ProQuest, Google To Digitize News
Millions of pages to be scanned for Google News archives, including newspapers unlikely to be digitized otherwise
Edited by Josh Hadro -- Library Journal, 10/1/2008
Hoping to do for newspapers what Google Books has done for monographs, ProQuest and search giant Google have reached an agreement to digitize millions of pages of content from ProQuest's vast newspaper microfilm archives, which include 10,000 titles. While ProQuest has vowed to continue improving and expanding its Historical Newspapers collection independently, the Google deal aims to create searchable electronic versions of smaller newspapers otherwise unlikely to be digitized, making them available on the open web via Google's News archive search. “The problem is that, until now, finding a workable economic model for libraries and publishers has been challenging,” said Rod Gauvin, ProQuest senior VP of publishing. “This model overcomes that hurdle, unlocking a wealth of content for libraries and Internet users with unique research needs.”

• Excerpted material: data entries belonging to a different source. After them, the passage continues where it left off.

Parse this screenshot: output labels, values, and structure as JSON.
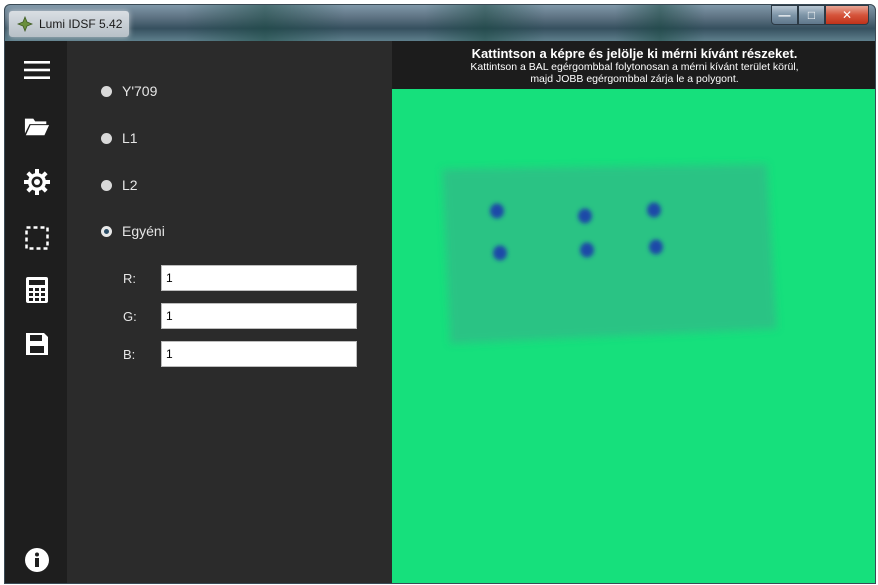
{
  "window": {
    "title": "Lumi IDSF 5.42",
    "controls": {
      "minimize": "—",
      "maximize": "□",
      "close": "✕"
    }
  },
  "sidebar": {
    "items": [
      {
        "icon": "hamburger-menu-icon"
      },
      {
        "icon": "folder-open-icon"
      },
      {
        "icon": "gear-icon"
      },
      {
        "icon": "selection-rectangle-icon"
      },
      {
        "icon": "calculator-icon"
      },
      {
        "icon": "floppy-disk-save-icon"
      },
      {
        "icon": "info-circle-icon"
      }
    ]
  },
  "options": {
    "radios": [
      {
        "label": "Y'709",
        "checked": false
      },
      {
        "label": "L1",
        "checked": false
      },
      {
        "label": "L2",
        "checked": false
      },
      {
        "label": "Egyéni",
        "checked": true
      }
    ],
    "fields": [
      {
        "label": "R:",
        "value": "1"
      },
      {
        "label": "G:",
        "value": "1"
      },
      {
        "label": "B:",
        "value": "1"
      }
    ]
  },
  "instructions": {
    "title": "Kattintson a képre és jelölje ki mérni kívánt részeket.",
    "line1": "Kattintson a BAL egérgombbal folytonosan a mérni kívánt terület körül,",
    "line2": "majd JOBB egérgombbal zárja le a polygont."
  },
  "colors": {
    "image_background": "#16e07c",
    "strip": "#2fbf86",
    "dots": "#1d4aa8",
    "sidebar": "#1e1e1e",
    "panel": "#2b2b2b"
  }
}
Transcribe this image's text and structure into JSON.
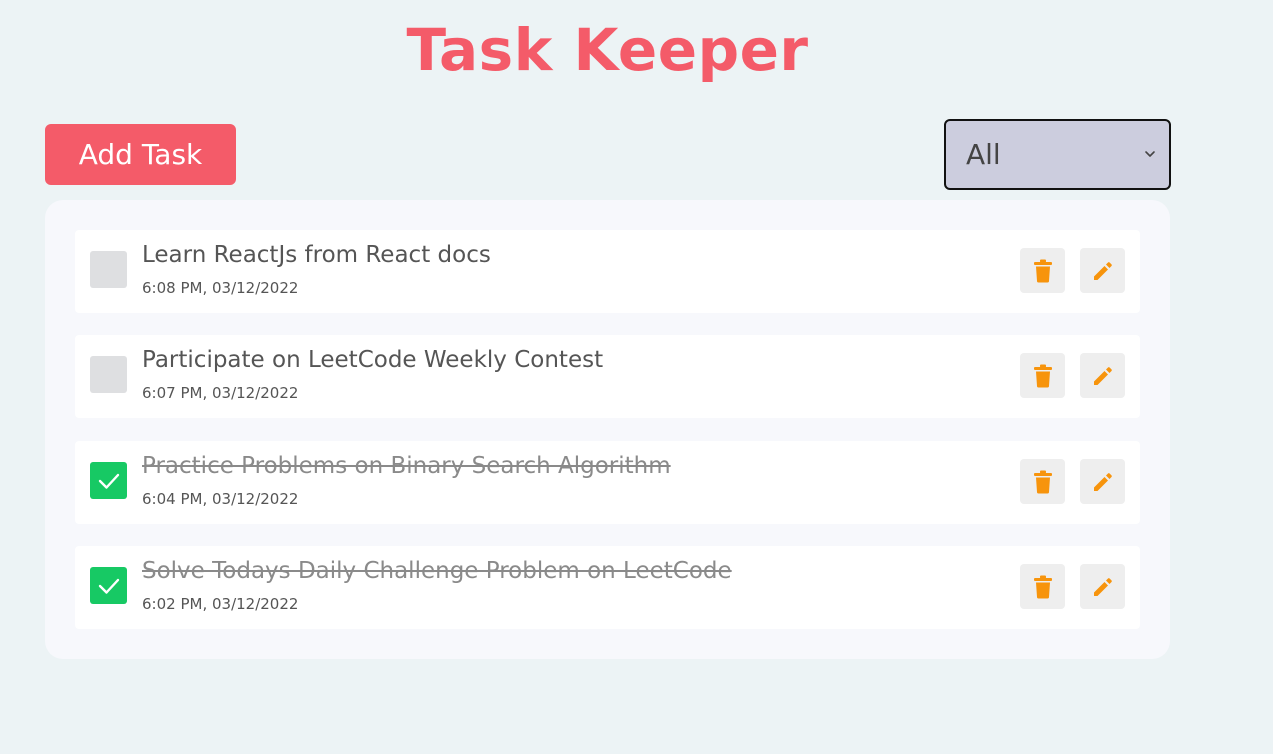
{
  "app": {
    "title": "Task Keeper"
  },
  "toolbar": {
    "add_label": "Add Task",
    "filter_selected": "All"
  },
  "colors": {
    "accent": "#f45b69",
    "checked": "#17c964",
    "action_icon": "#f7940c",
    "background": "#ecf3f5"
  },
  "tasks": [
    {
      "title": "Learn ReactJs from React docs",
      "time": "6:08 PM, 03/12/2022",
      "completed": false
    },
    {
      "title": "Participate on LeetCode Weekly Contest",
      "time": "6:07 PM, 03/12/2022",
      "completed": false
    },
    {
      "title": "Practice Problems on Binary Search Algorithm",
      "time": "6:04 PM, 03/12/2022",
      "completed": true
    },
    {
      "title": "Solve Todays Daily Challenge Problem on LeetCode",
      "time": "6:02 PM, 03/12/2022",
      "completed": true
    }
  ],
  "icons": {
    "delete": "trash-icon",
    "edit": "pencil-icon",
    "check": "check-icon",
    "dropdown": "chevron-down-icon"
  }
}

Google is underwriting digitization costs—which have not been detailed—in return for revenue based on ads displayed alongside the newspaper page images. Digitization has begun with the content ProQuest has full rights to digitize and make available online, including mostly orphaned publications and those in the public domain. For newspapers in the ProQuest archives still bound by copyright, Google and ProQuest execs say they hope to work with copyright owners to reach agreements, allowing publishers to choose whether to keep articles behind a pay-per-view wall, or whether simply to enter into a royalty-sharing agreement based on ad revenues generated by views of their digitized content.
Diverging archival goals
Google hopes to digitize hundreds of millions of pages over the next few years, ProQuest VP of publishing Chris Cowan told LJ, a feat made possible less through any advance in scanning technology than through Google's capacity to work on a large scale, as well as an emphasis on quantity over quality. “[Google is] very creative at throwing technology at problems to build solutions,” Cowan said of the company's large-scale approach to scanning. Almost the entire process has been automated, from page imaging to optical character recognition (OCR) scanning.

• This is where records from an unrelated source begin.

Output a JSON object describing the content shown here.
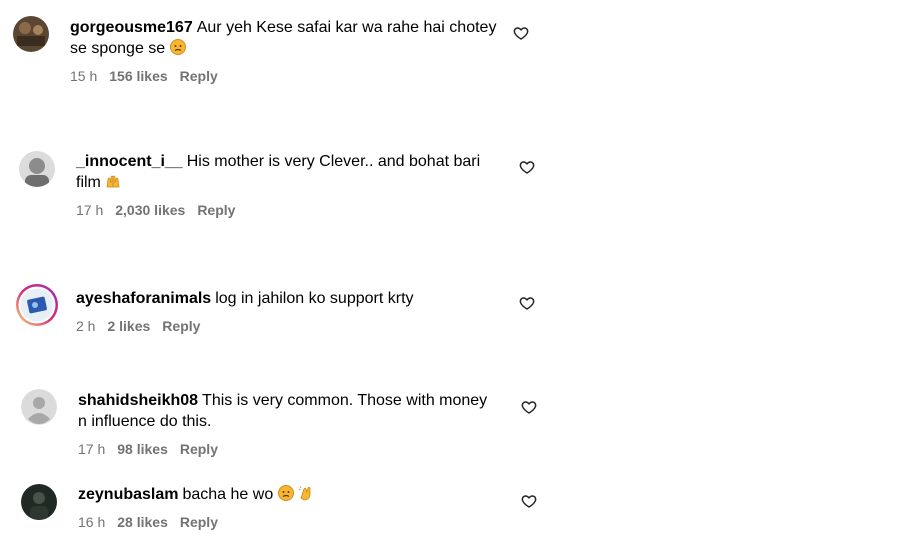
{
  "comments": [
    {
      "username": "gorgeousme167",
      "text": "Aur yeh Kese safai kar wa rahe hai chotey se sponge se",
      "emoji": [
        "sad-face"
      ],
      "time": "15 h",
      "likes": "156 likes",
      "reply": "Reply",
      "avatar": "photo"
    },
    {
      "username": "_innocent_i__",
      "text": "His mother is very Clever.. and bohat bari film",
      "emoji": [
        "raised-hands"
      ],
      "time": "17 h",
      "likes": "2,030 likes",
      "reply": "Reply",
      "avatar": "photo"
    },
    {
      "username": "ayeshaforanimals",
      "text": "log in jahilon ko support krty",
      "emoji": [],
      "time": "2 h",
      "likes": "2 likes",
      "reply": "Reply",
      "avatar": "story-ring"
    },
    {
      "username": "shahidsheikh08",
      "text": "This is very common. Those with money n influence do this.",
      "emoji": [],
      "time": "17 h",
      "likes": "98 likes",
      "reply": "Reply",
      "avatar": "default"
    },
    {
      "username": "zeynubaslam",
      "text": "bacha he wo",
      "emoji": [
        "sad-face",
        "clap"
      ],
      "time": "16 h",
      "likes": "28 likes",
      "reply": "Reply",
      "avatar": "photo"
    }
  ],
  "colors": {
    "meta": "#737373",
    "story_ring_a": "#d62976",
    "story_ring_b": "#feda75"
  }
}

The deal leaves significant room for ProQuest to differentiate its Historical Newspapers offering, which contains such publications as the New York Times and Chicago Tribune, as a premium product in terms of added editorial effort and the human intervention required to make its selectively scanned materials more discoverable and useful to expert researchers. In contrast to scanning by Google, editors hired by ProQuest check headlines, first paragraphs, captions, and more to achieve their claim of “99.95 percent accuracy.” In addition, metadata is added along with tags describing whether the scanned content is an article, opinion piece, editorial cartoon, etc. Finally, ProQuest stresses that the agreement does not affect long-term preservation plans for the microfilm collection. “Microfilm will always be the preservation medium,” Cowan said, noting that, while digital formats are constantly changing, “film that's handled appropriately can last several hundred years.”